"Silent listening is a particular way of being active, not passive, in the world. Over the years, I've spent hundreds of hours as a therapist listening to people's stories, emotions, and struggles, and for the most part I sat quietly. But I listened with great attention and intense focus, so that this quiet listening was perhaps the most active thing I've done in my life.

"In silence we can hear subtle sounds that are usually drowned out by the cacophony generated by a technological culture. Find a quiet room in the middle of a city, and you begin to hear clocks tick or notice your own sighs as your emotions manifest themselves. A city park is as important for the quiet it offers as for its colorful flowers and open fields. Churches are temples to silence, wrapping themselves around a relatively few cubic feet of quiet. I can never get used to people talking in churches, or applauding during rituals. To me, the very point of a church and a liturgy is to invoke fruitful silence, and to disturb that special quiet is to fracture the ritual.

"Noise is not expressive, as music and natural sounds are. We hear the bark of a dog, and nature is present to us. The howl of a wolf or coyote somewhere near the horizon contributes to the enchantment of a quiet night. Raindrops on a roof or windowsill also put us in touch with nature and may lure us into reverie or reflection. But walk past a delivery truck just as the door is slammed shut, or pass a work crew breaking up concrete, or walk in front of a car when its dissonant horn blows intrusively, and you know the jarring effect of noise.
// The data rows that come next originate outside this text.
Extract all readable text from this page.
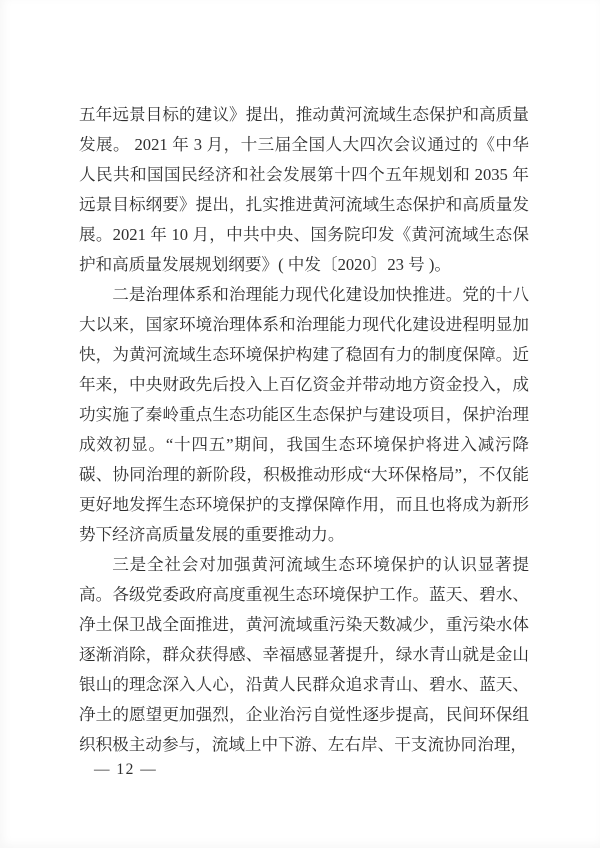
五年远景目标的建议》提出，推动黄河流域生态保护和高质量发展。 2021 年 3 月，十三届全国人大四次会议通过的《中华人民共和国国民经济和社会发展第十四个五年规划和 2035 年远景目标纲要》提出，扎实推进黄河流域生态保护和高质量发展。2021 年 10 月，中共中央、国务院印发《黄河流域生态保护和高质量发展规划纲要》( 中发〔2020〕23 号 )。

二是治理体系和治理能力现代化建设加快推进。党的十八大以来，国家环境治理体系和治理能力现代化建设进程明显加快，为黄河流域生态环境保护构建了稳固有力的制度保障。近年来，中央财政先后投入上百亿资金并带动地方资金投入，成功实施了秦岭重点生态功能区生态保护与建设项目，保护治理成效初显。“十四五”期间，我国生态环境保护将进入减污降碳、协同治理的新阶段，积极推动形成“大环保格局”，不仅能更好地发挥生态环境保护的支撑保障作用，而且也将成为新形势下经济高质量发展的重要推动力。

三是全社会对加强黄河流域生态环境保护的认识显著提高。各级党委政府高度重视生态环境保护工作。蓝天、碧水、净土保卫战全面推进，黄河流域重污染天数减少，重污染水体逐渐消除，群众获得感、幸福感显著提升，绿水青山就是金山银山的理念深入人心，沿黄人民群众追求青山、碧水、蓝天、净土的愿望更加强烈，企业治污自觉性逐步提高，民间环保组织积极主动参与，流域上中下游、左右岸、干支流协同治理，

— 12 —
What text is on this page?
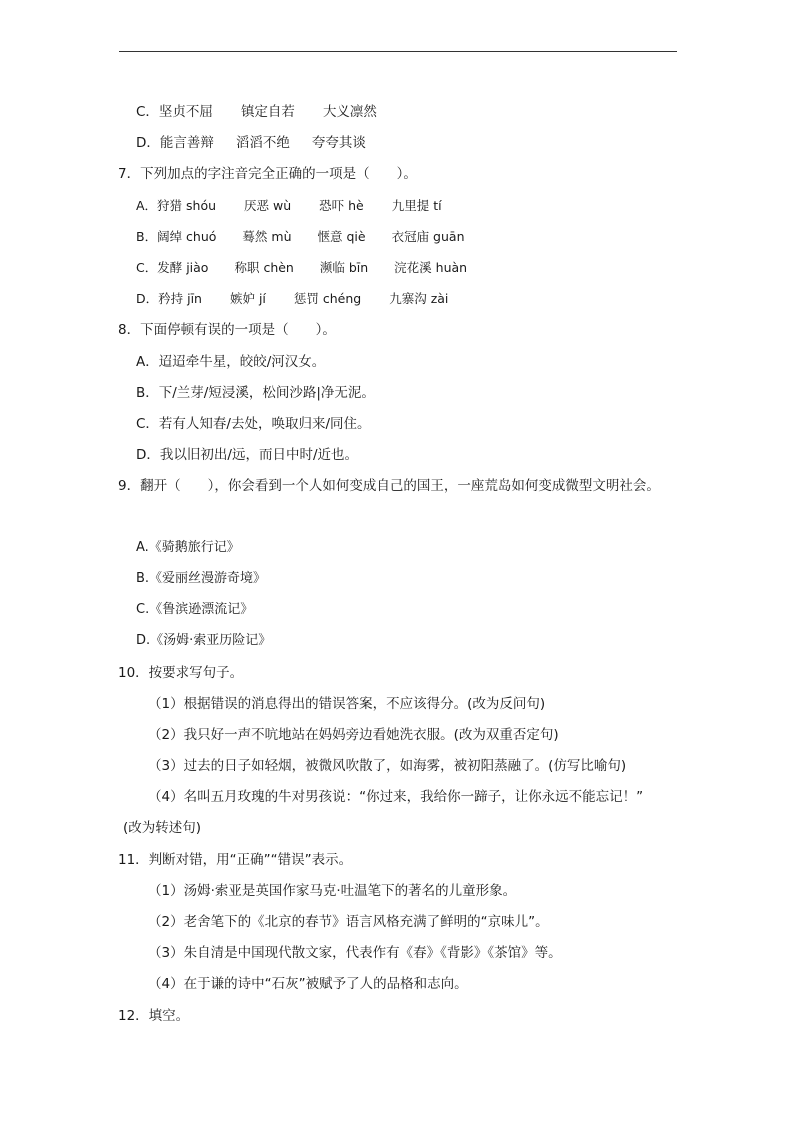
C．坚贞不屈 镇定自若 大义凛然
D．能言善辩 滔滔不绝 夸夸其谈
7．下列加点的字注音完全正确的一项是（　　）。
A．狩猎 shóu 厌恶 wù 恐吓 hè 九里提 tí
B．阔绰 chuó 蓦然 mù 惬意 qiè 衣冠庙 guān
C．发酵 jiào 称职 chèn 濒临 bīn 浣花溪 huàn
D．矜持 jīn 嫉妒 jí 惩罚 chéng 九寨沟 zài
8．下面停顿有误的一项是（　　）。
A．迢迢牵牛星，皎皎/河汉女。
B．下/兰芽/短浸溪，松间沙路|净无泥。
C．若有人知春/去处，唤取归来/同住。
D．我以旧初出/远，而日中时/近也。
9．翻开（　　），你会看到一个人如何变成自己的国王，一座荒岛如何变成微型文明社会。
A.《骑鹅旅行记》
B.《爱丽丝漫游奇境》
C.《鲁滨逊漂流记》
D.《汤姆·索亚历险记》
10．按要求写句子。
（1）根据错误的消息得出的错误答案，不应该得分。(改为反问句)
（2）我只好一声不吭地站在妈妈旁边看她洗衣服。(改为双重否定句)
（3）过去的日子如轻烟，被微风吹散了，如海雾，被初阳蒸融了。(仿写比喻句)
（4）名叫五月玫瑰的牛对男孩说：“你过来，我给你一蹄子，让你永远不能忘记！”
(改为转述句)
11．判断对错，用“正确”“错误”表示。
（1）汤姆·索亚是英国作家马克·吐温笔下的著名的儿童形象。
（2）老舍笔下的《北京的春节》语言风格充满了鲜明的“京味儿”。
（3）朱自清是中国现代散文家，代表作有《春》《背影》《茶馆》等。
（4）在于谦的诗中“石灰”被赋予了人的品格和志向。
12．填空。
"The priests of the Old Testament who performed divinitory readings of the rustling of oak leaves must have educated themselves in quiet. Silence is a requisite for personal divination, for living with a sense of direction. How are we to know where to go in life if we don't hear the daimonic voices saying, 'No, not that way. Go here.' These voices speak softly, as gently as the rustle of a leaf, and generally they don't repeat themselves.

"If the world is enchanted, by definition it must have a voice, because a chant is made by a voice, and so for enchanted living we need to hear voices. Modern rationality blanches at the idea of taking 'voices' seriously, and we diagnose people who hear voices as emotionally disturbed or mentally ill. I've worked with several people who have heard voices and other sounds, but the truth is, I have too. Once in a while I will be lying in bed and suddenly hear my name called out sharply. I may wake up and wonder who is there. Occasionally in waking life I'll hear a voice or a sound, and I won't be able to tell whether the sound was physical or psychological.

"I need silence to hear the intuitions that pass by, like angels on their vaporous footpath, making soft, barely perceptible sounds. Rarely does a new idea come along orchestrated for trumpets. The vibraphone is a good instrument for the soul, or panpipes, or the Celtic harp. The most important sounds in a person's life may be so quiet that they are easily missed. In the noise of life you may not notice an invitation to a new career or a marriage, and you may be distracted when out of the air a message comes that a new home is waiting for you.

"Reading in silence and stillness invites these life-shaping intuitions. This is one way I understand the many old paintings and icons of the Virgin Mary sitting alone in a room, reading a book, as the angel Gabriel appears with his extraordinary message: 'You are going to conceive something wondrous and divine!' I imagine all our important conceptions and concepts arriving with the announcement of an angel. But we don't always recognize the presence of angels, so subtle is their embodiment. Libraries offer an active kind of silence, and I would expect to find many angels like Gabriel in them, as in the scene from Wim Wenders's film Wings of Desire in which angels pay a visit to a modern library."